His explanation, in "Why is gradient the direction of steepest ascent?" is this:
Consider a Taylor expansion of this function, $$f({\bf r}+{\bf\delta r})=f({\bf r})+(\nabla f)\cdot{\bf\delta r}+\ldots$$ The linear correction term $(\nabla f)\cdot{\bf\delta r}$ is maximized when ${\bf\delta r}$ is in the direction of $\nabla f$.
I find this is a very graceful answer, but I have one confusion.

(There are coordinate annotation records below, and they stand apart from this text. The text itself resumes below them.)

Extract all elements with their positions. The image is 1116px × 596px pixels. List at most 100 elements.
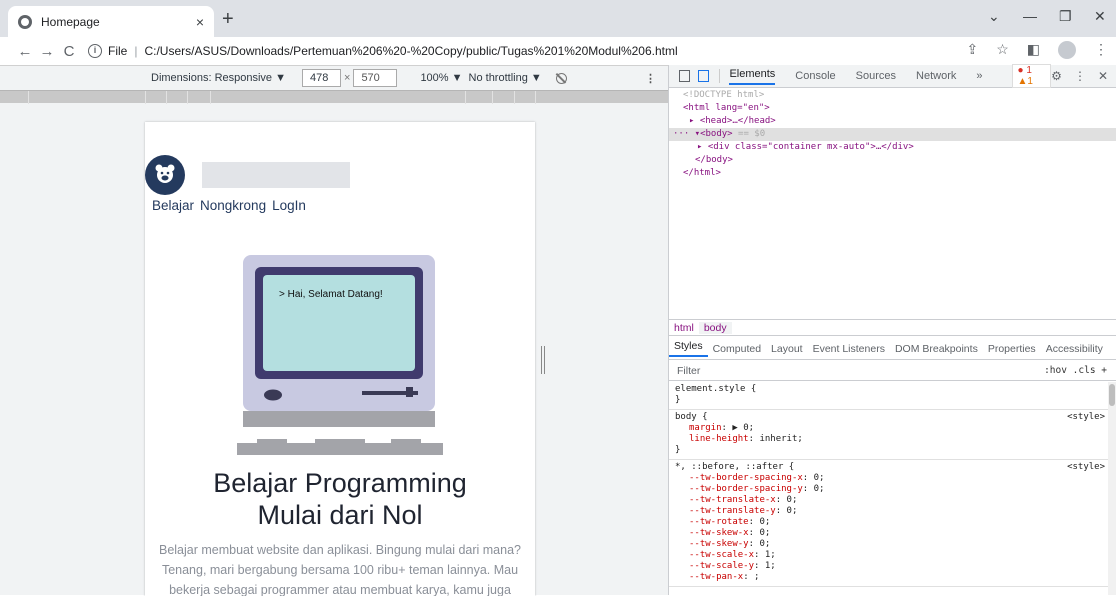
subtab-computed[interactable]: Computed [708, 343, 766, 355]
tab-elements[interactable]: Elements [729, 68, 776, 85]
css-property[interactable]: --tw-border-spacing-y: 0; [675, 484, 1101, 495]
css-rule-source[interactable]: <style> [1067, 412, 1105, 423]
tab-console[interactable]: Console [795, 70, 835, 82]
viewport-resize-handle[interactable] [541, 346, 545, 374]
tab-sources[interactable]: Sources [856, 70, 896, 82]
dom-container-div[interactable]: ▸ <div class="container mx-auto">…</div> [669, 141, 1116, 154]
styles-scrollbar[interactable] [1108, 382, 1116, 595]
css-property[interactable]: line-height: inherit; [675, 434, 1101, 445]
css-property[interactable]: --tw-translate-x: 0; [675, 495, 1101, 506]
nav-link-nongkrong[interactable]: Nongkrong [200, 198, 266, 213]
subtab-styles[interactable]: Styles [669, 340, 708, 357]
height-input[interactable]: 570 [353, 69, 398, 87]
css-property-value[interactable]: : ; [743, 572, 759, 582]
css-property-name[interactable]: --tw-scale-y [675, 561, 754, 571]
css-property-name[interactable]: --tw-translate-y [675, 506, 776, 516]
css-property-value[interactable]: : ▶ 0; [722, 423, 755, 433]
more-tabs-icon[interactable]: » [976, 70, 982, 82]
css-property-name[interactable]: --tw-border-spacing-x [675, 473, 803, 483]
devtools-menu-icon[interactable]: ⋮ [1074, 69, 1086, 83]
device-toggle-icon[interactable] [697, 70, 709, 82]
dom-html-close[interactable]: </html> [669, 167, 1116, 180]
css-property-value[interactable]: : 0; [749, 528, 771, 538]
css-property-value[interactable]: : 1; [754, 550, 776, 560]
subtab-event-listeners[interactable]: Event Listeners [808, 343, 890, 355]
tab-homepage[interactable]: Homepage × [8, 6, 214, 37]
css-property-name[interactable]: --tw-rotate [675, 517, 749, 527]
css-property[interactable]: --tw-pan-x: ; [675, 572, 1101, 583]
css-property-value[interactable]: : 0; [749, 517, 771, 527]
css-property-name[interactable]: --tw-skew-y [675, 539, 749, 549]
reload-icon[interactable]: C [58, 43, 80, 60]
subtab-dom-breakpoints[interactable]: DOM Breakpoints [890, 343, 983, 355]
css-property-value[interactable]: : 0; [749, 539, 771, 549]
rotate-icon[interactable] [555, 72, 567, 84]
throttling-dropdown[interactable]: No throttling ▼ [469, 72, 542, 84]
css-property-name[interactable]: --tw-border-spacing-y [675, 484, 803, 494]
dom-body-close[interactable]: </body> [669, 154, 1116, 167]
dom-doctype[interactable]: <!DOCTYPE html> [669, 89, 1116, 102]
css-property-value[interactable]: : 1; [754, 561, 776, 571]
width-input[interactable]: 478 [302, 69, 341, 87]
css-property-value[interactable]: : inherit; [749, 434, 803, 444]
subtab-accessibility[interactable]: Accessibility [1041, 343, 1108, 355]
media-query-ruler[interactable] [0, 90, 668, 104]
minimize-icon[interactable]: — [1023, 8, 1037, 24]
device-more-icon[interactable]: ⋮ [645, 72, 656, 85]
search-placeholder-box[interactable] [202, 162, 350, 188]
share-icon[interactable]: ⇪ [966, 41, 978, 59]
css-property[interactable]: --tw-skew-x: 0; [675, 528, 1101, 539]
sidepanel-icon[interactable]: ◧ [1027, 41, 1040, 59]
crumb-html[interactable]: html [669, 322, 699, 334]
css-property[interactable]: --tw-translate-y: 0; [675, 506, 1101, 517]
css-rule-source[interactable]: <style> [1067, 462, 1105, 473]
back-icon[interactable]: ← [14, 43, 36, 60]
css-property-name[interactable]: --tw-translate-x [675, 495, 776, 505]
css-property[interactable]: margin: ▶ 0; [675, 423, 1101, 434]
tab-network[interactable]: Network [916, 70, 956, 82]
issues-badge[interactable]: ● 1 ▲1 [1012, 64, 1052, 88]
dimensions-dropdown[interactable]: Dimensions: Responsive ▼ [151, 72, 286, 84]
profile-avatar-icon[interactable] [1058, 41, 1076, 59]
css-property-name[interactable]: --tw-scale-x [675, 550, 754, 560]
new-tab-button[interactable]: + [222, 8, 234, 31]
info-icon[interactable]: i [88, 44, 102, 58]
nav-link-belajar[interactable]: Belajar [152, 198, 194, 213]
css-property[interactable]: --tw-scale-x: 1; [675, 550, 1101, 561]
css-property-value[interactable]: : 0; [776, 495, 798, 505]
dom-html-open[interactable]: <html lang="en"> [669, 102, 1116, 115]
close-devtools-icon[interactable]: ✕ [1098, 69, 1108, 83]
css-selector[interactable]: *, ::before, ::after { [675, 462, 1101, 473]
zoom-dropdown[interactable]: 100% ▼ [420, 72, 462, 84]
css-selector[interactable]: element.style { [675, 384, 1101, 395]
css-property[interactable]: --tw-skew-y: 0; [675, 539, 1101, 550]
css-selector[interactable]: body { [675, 412, 1101, 423]
css-property-name[interactable]: --tw-skew-x [675, 528, 749, 538]
address-bar[interactable]: i File | C:/Users/ASUS/Downloads/Pertemu… [88, 39, 1048, 63]
bear-logo-icon[interactable] [145, 155, 185, 195]
restore-icon[interactable]: ❐ [1059, 8, 1072, 25]
css-rule[interactable]: element.style {} [669, 382, 1109, 410]
subtab-properties[interactable]: Properties [983, 343, 1041, 355]
subtab-layout[interactable]: Layout [766, 343, 808, 355]
settings-gear-icon[interactable]: ⚙ [1051, 69, 1062, 83]
css-property[interactable]: --tw-rotate: 0; [675, 517, 1101, 528]
dom-body-selected[interactable]: ··· ▾<body> == $0 [669, 128, 1116, 141]
css-rule[interactable]: *, ::before, ::after {<style> --tw-border… [669, 460, 1109, 587]
inspect-element-icon[interactable] [679, 70, 690, 82]
nav-link-login[interactable]: LogIn [272, 198, 306, 213]
tab-search-icon[interactable]: ⌄ [988, 8, 1000, 25]
forward-icon[interactable]: → [36, 43, 58, 60]
dom-head[interactable]: ▸ <head>…</head> [669, 115, 1116, 128]
css-rule[interactable]: body {<style> margin: ▶ 0; line-height: in… [669, 410, 1109, 460]
crumb-body[interactable]: body [698, 321, 732, 334]
bookmark-star-icon[interactable]: ☆ [996, 41, 1009, 59]
css-property-value[interactable]: : 0; [776, 506, 798, 516]
css-property-name[interactable]: margin [675, 423, 722, 433]
tab-close-icon[interactable]: × [196, 14, 204, 30]
close-window-icon[interactable]: ✕ [1094, 8, 1106, 25]
css-property-name[interactable]: --tw-pan-x [675, 572, 743, 582]
filter-options[interactable]: :hov .cls + [1044, 365, 1107, 376]
css-property[interactable]: --tw-scale-y: 1; [675, 561, 1101, 572]
css-property[interactable]: --tw-border-spacing-x: 0; [675, 473, 1101, 484]
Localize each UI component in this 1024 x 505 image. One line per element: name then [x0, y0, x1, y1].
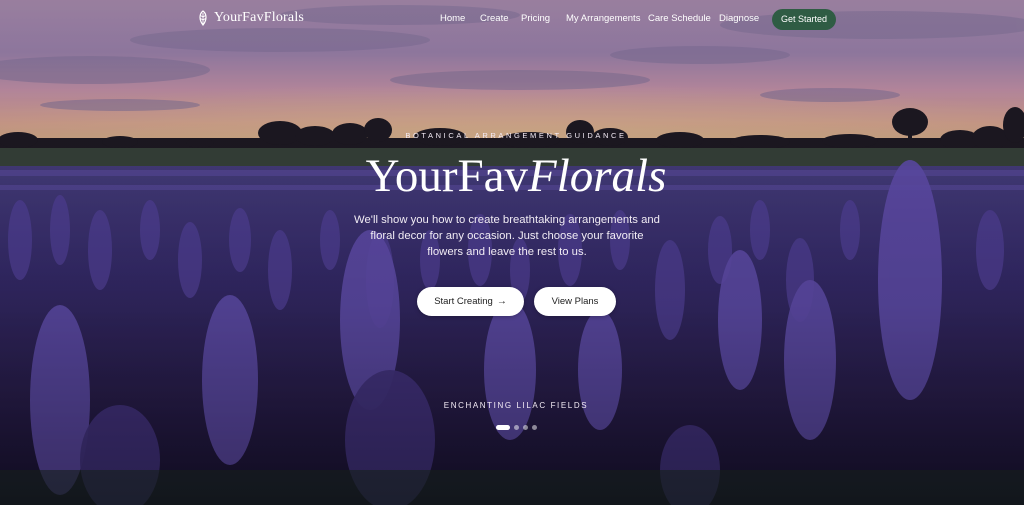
- hero-subtitle: We'll show you how to create breathtakin…: [354, 214, 660, 258]
- hero-title-italic: Florals: [527, 150, 667, 202]
- hero-section: YourFavFlorals Home Create Pricing My Ar…: [0, 0, 1024, 505]
- nav-link-care-schedule[interactable]: Care Schedule: [648, 13, 711, 24]
- view-plans-button[interactable]: View Plans: [534, 287, 616, 316]
- slide-dot-3[interactable]: [523, 425, 528, 430]
- get-started-button[interactable]: Get Started: [772, 9, 836, 30]
- nav-link-my-arrangements[interactable]: My Arrangements: [566, 13, 640, 24]
- top-navigation: YourFavFlorals Home Create Pricing My Ar…: [0, 0, 1024, 38]
- nav-link-diagnose[interactable]: Diagnose: [719, 13, 759, 24]
- slide-dot-1[interactable]: [496, 425, 510, 430]
- arrow-right-icon: →: [496, 296, 507, 307]
- slide-dot-4[interactable]: [532, 425, 537, 430]
- hero-title-regular: YourFav: [365, 150, 528, 202]
- nav-link-home[interactable]: Home: [440, 13, 465, 24]
- nav-link-create[interactable]: Create: [480, 13, 509, 24]
- nav-link-pricing[interactable]: Pricing: [521, 13, 550, 24]
- start-creating-label: Start Creating: [434, 296, 493, 307]
- nav-links: Home Create Pricing My Arrangements Care…: [0, 13, 1024, 27]
- slide-dot-2[interactable]: [514, 425, 519, 430]
- start-creating-button[interactable]: Start Creating →: [417, 287, 524, 316]
- hero-eyebrow: BOTANICAL ARRANGEMENT GUIDANCE: [405, 131, 627, 140]
- slide-caption: ENCHANTING LILAC FIELDS: [443, 401, 589, 410]
- hero-title: YourFavFlorals: [0, 146, 1024, 206]
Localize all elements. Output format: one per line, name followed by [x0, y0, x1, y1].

For the linear term, it is implied that the derivative for $f(\mathbf r + \mathbf{\delta r})$ is $\mathbf{\nabla f}$, and I can't seem to figure out why this is. Also it seems clear that a Taylor series for a vector-valued function seems to replace multiplication by what seems like its vector analog, the dot product, for which I have no reliable, rigorous understanding as to why other than it being sort of what I would assume it would be if one created a Taylor series for a vector-valued function.
Without Taylor series or polynomials, it follows directly from the directional derivative formula for a differentiable function. The directional derivative (instantaneous rate of change) of $f$ at $\mathbf a$ in the direction of a unit vector $\mathbf v$ is given by $$D_{\mathbf v}f(\mathbf a) = \nabla f(\mathbf a)\cdot\mathbf v,$$ and so you get the maximum rate of change when you move in the direction of $\nabla f(\mathbf a)$ and a zero rate of change when you move orthogonal (perpendicular) to $\mathbf a$. (This is why the gradient vector gives the normal vector to level sets of $f$.)